Existem lendas e mistérios densos que continuam pairando sobre o Titanic. Uma dessas histórias é a de Jenny, a gata do transatlântico que se salvou do naufrágio, levando consigo seus gatinhos. Um marinheiro particularmente ligado a ela a teria seguido, escolha que garantiu sua vida
Quantas anedotas e lendas circulam sobre o trágico naufrágio do Titanic e, mais de 100 anos depois, continuam a ser contadas até hoje. Alguns destes episódios, mesmo que menos conhecidos, fizeram história ou quase e a de Jenny, a gata do Titanicnão é outro senão um dos mais incríveis.
Sussurra-se que para seus filhotes e para um homem a bordo que cuidou deles Jenny era a tábua de salvação e ele os resgatou antes mesmo do transatlântico britânico desaparecer nas profundezas do oceano em 15 de abril de 1912.
O que para muitos era apenas um simples gato malhado, tornou-se um sólido ponto de referência para a tripulação do Titanic e não apenas para a tarefa que lhe foi atribuída. Como era costume da época, Jenny foi escolhida e levada ao Titanic para manter a população de ratos a bordo sob controle.
Ele entrou no coração de muitos e conseguiu conquistar a simpatia da tripulação a bordo e, em particular, de um foguista, cujo nome parece ser Joseph Mulholland. Originário de Belfast e filho de um marinheiro e de uma lavadeira, Mulholland juntou-se ao Titanic para a rota de sua cidade natal a Southampton como itinerário de viagem.
Foi assim que seu olhar encontrou o de Jenny, formando com esta uma amizade sincera. Ele lhe dava comida quando ela entrava na cozinha, concedendo-lhe até mais do que algumas guloseimas banais para que a mãe gata pudesse alimentar adequadamente seus gatinhos. Talvez ele tivesse encontrado serenidade nela.

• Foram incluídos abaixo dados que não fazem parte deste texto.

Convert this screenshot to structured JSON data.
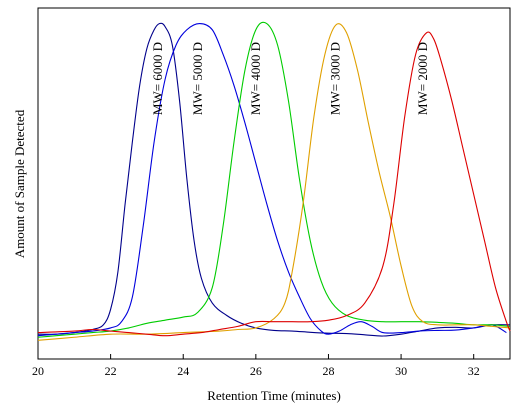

Não é por acaso que, segundo relatam algumas fontes, parece que Mulholland teria tido uma atitude cautelosa em relação ao transatlântico, uma espécie de premonição que teria sido confirmada porO instinto único de Jenny.
Diz-se, de fato, que Jenny saiu do Titanic levando embora seus cachorrinhos, um após o outro. Este gesto não passou despercebido ao foguista. Ao vê-la abandonar o navio, Mulholland teria decidido fazer o mesmo e seguir aquele animal que esteve tão perto dele durante os dias de navegação.
Jenny realmente existiu?
Foi assim que, segundo a lenda, Jenny salvou a si mesma, aos gatinhos e também ao seu amigo humano Joseph. Uma escolha que teria garantido sua salvação. Mas isso realmente aconteceu? Essa história tem alguma verdade?
Aparentemente sim porque a figura de Jenny como gata/mascote do navio é citada por vários sobreviventes do naufrágio. Uma delas é a aeromoça Violet Jessop. Nas suas memórias de viagem, a mulher forneceu vários detalhes sobre o gato do Titanic.
Pelos seus relatos sabemos, por exemplo, que o nome da gata era Jenny, portanto mais uma confirmação de que o animal tinha um local reservado para descansar e, por último mas não menos importante, sabemos que Jenny teria dado à luz os seus bebés em abril, antes de chegar a Southampton. Este seria seu último destino.
Alguns artigos que apareceram noEdição Global de Notícias Irlandesas corroboraria esta versão, lembrando que o espécime chamado Jenny foi usado assim como ratoportanto um meio de repelir ratos, na rota de Belfast a Southampton, a mesma em que operava Mulholland.
Deve-se notar, entretanto, que há muita confusão sobre o nome do tutor de Jenny. Na verdade, também há referências a um certo Jim (que poderia corresponder à pessoa de Joseph/Joe Mulholland), enquadrado como um trabalhador de cozinha bastante desajeitado.
Quer esta história seja uma lenda ou contenha alguma verdade, o facto é que o naufrágio do Titanic não só causou a morte de milhares de passageiros, mas também de muitos animais que estavam no barco antes da tragédia.
Alguns deles, como buldogues ou pássaros, eram mantidos como animais de estimação, outros serviam a propósitos muito diferentes. Gostamos de pensar que Jenny, com seu sexto sentido, queria dar à sua prole um final diferente daquele que toda a tripulação testemunharia em breve. E também gostamos de acreditar que, ao fazer isso, Jenny salvou o goleiro de afundar.
Outros documentos confirmam que Mulholland trabalhou em outros barcos depois de retornar em segurança a Belfast. Se a lenda fosse confirmada como verdade, parte dela talvez se devesse à sua Jenny.